Survey respondents were asked, "If you spotted a company
within the opening few lines of search results, would that
make you think that the company was a top one in the field?"
Fully 33% of the respondents indicated they would. "This was
the biggest surprise in the survey. Our hypothesis was that
people could tell the difference between a major brand and a
lesser-known company, product or service that happened to
enjoy a top ranking," said Dr. Amanda Watlington. "What this
indicates is that being found in a top search engine match
transmits a halo effect of sorts. We can infer by this
response that a large number of search engine users will
assign brand value or equity to a top ranked Web site,
disregarding the fact that the search engine's mathematical
algorithm is the cause. This demonstrates, especially for
new Internet users, that top search engine listings transmit
brand equity. Based on these results, lesser-known brands,
or perhaps resellers of these branded products, can increase
their perceived brand equity with search engine users by
being found in the top search matches."
An unexpected twist in the findings was discovered when the
data was segmented by the respondent's Web experience. While
55% of all survey respondents expect major brands to show up
in the top search results, Internet users who had been
online less than six months had the greatest expectation,
with over 65% indicating that they expect to find major
brands in the top spots. However, the longer the user has
been using the Internet, the more disaffected they become.

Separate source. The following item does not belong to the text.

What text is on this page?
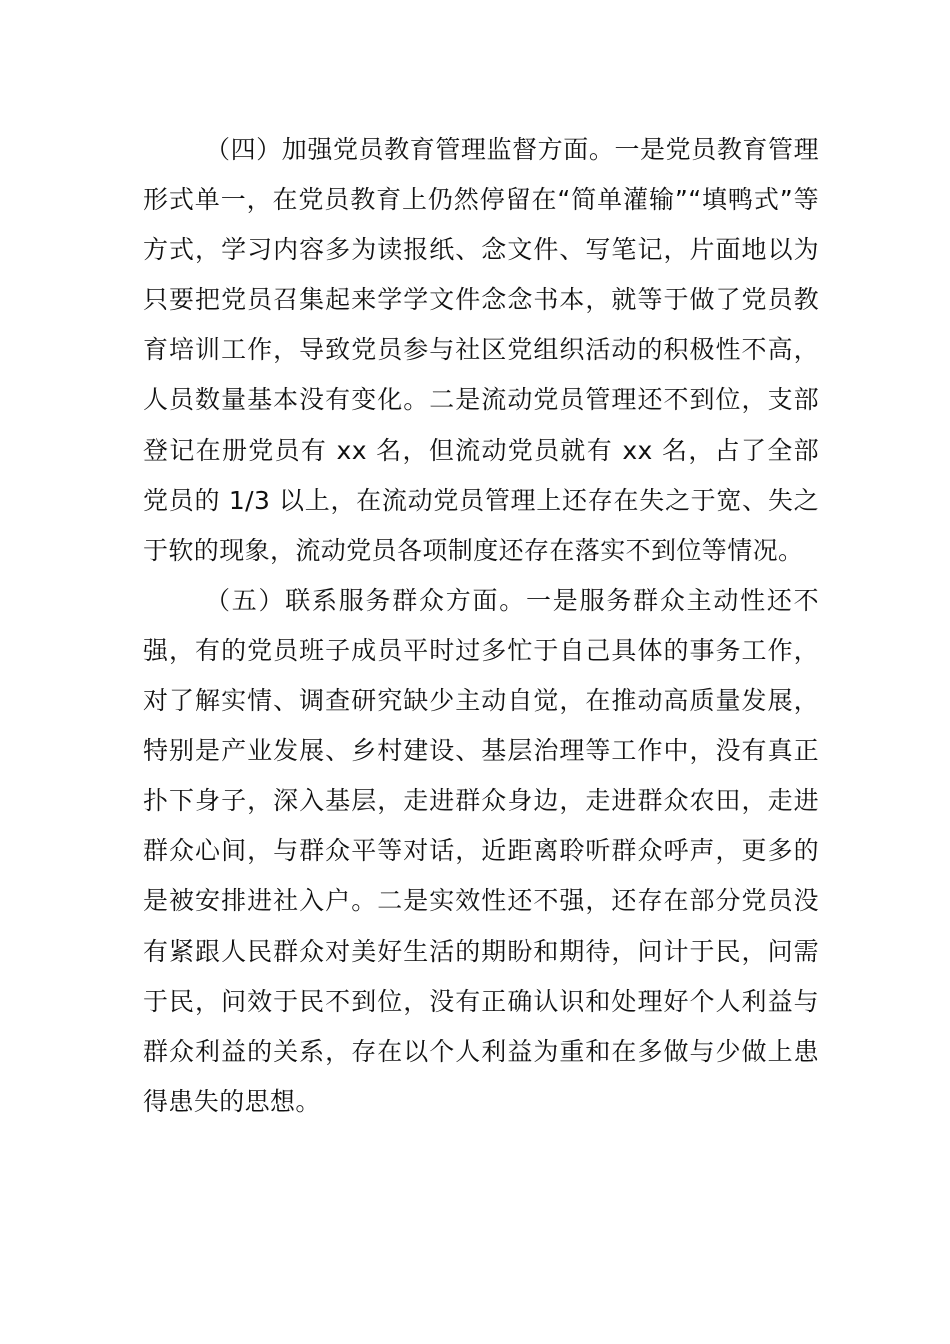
（四）加强党员教育管理监督方面。一是党员教育管理形式单一，在党员教育上仍然停留在“简单灌输”“填鸭式”等方式，学习内容多为读报纸、念文件、写笔记，片面地以为只要把党员召集起来学学文件念念书本，就等于做了党员教育培训工作，导致党员参与社区党组织活动的积极性不高，人员数量基本没有变化。二是流动党员管理还不到位，支部登记在册党员有 xx 名，但流动党员就有 xx 名，占了全部党员的 1/3 以上，在流动党员管理上还存在失之于宽、失之于软的现象，流动党员各项制度还存在落实不到位等情况。

（五）联系服务群众方面。一是服务群众主动性还不强，有的党员班子成员平时过多忙于自己具体的事务工作，对了解实情、调查研究缺少主动自觉，在推动高质量发展，特别是产业发展、乡村建设、基层治理等工作中，没有真正扑下身子，深入基层，走进群众身边，走进群众农田，走进群众心间，与群众平等对话，近距离聆听群众呼声，更多的是被安排进社入户。二是实效性还不强，还存在部分党员没有紧跟人民群众对美好生活的期盼和期待，问计于民，问需于民，问效于民不到位，没有正确认识和处理好个人利益与群众利益的关系，存在以个人利益为重和在多做与少做上患得患失的思想。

Respondents who had been online six or more years were three
times less likely to expect to find the major brands in the
top search results. "The increase in Web experience will
slowly erode existing brands unless they engage in
aggressive search engine positioning. When a search engine
query is launched, there are only two possible outcomes for
marketers: your Web site will be displayed to the searcher,
or your competitor's will - whether you think of them as
your competitor or not," said Watlington. "Brand managers
risk diluting their brand equity if they fail to meet the
expectations of Internet users and repeatedly allow other
entities to be displayed to these search engine users."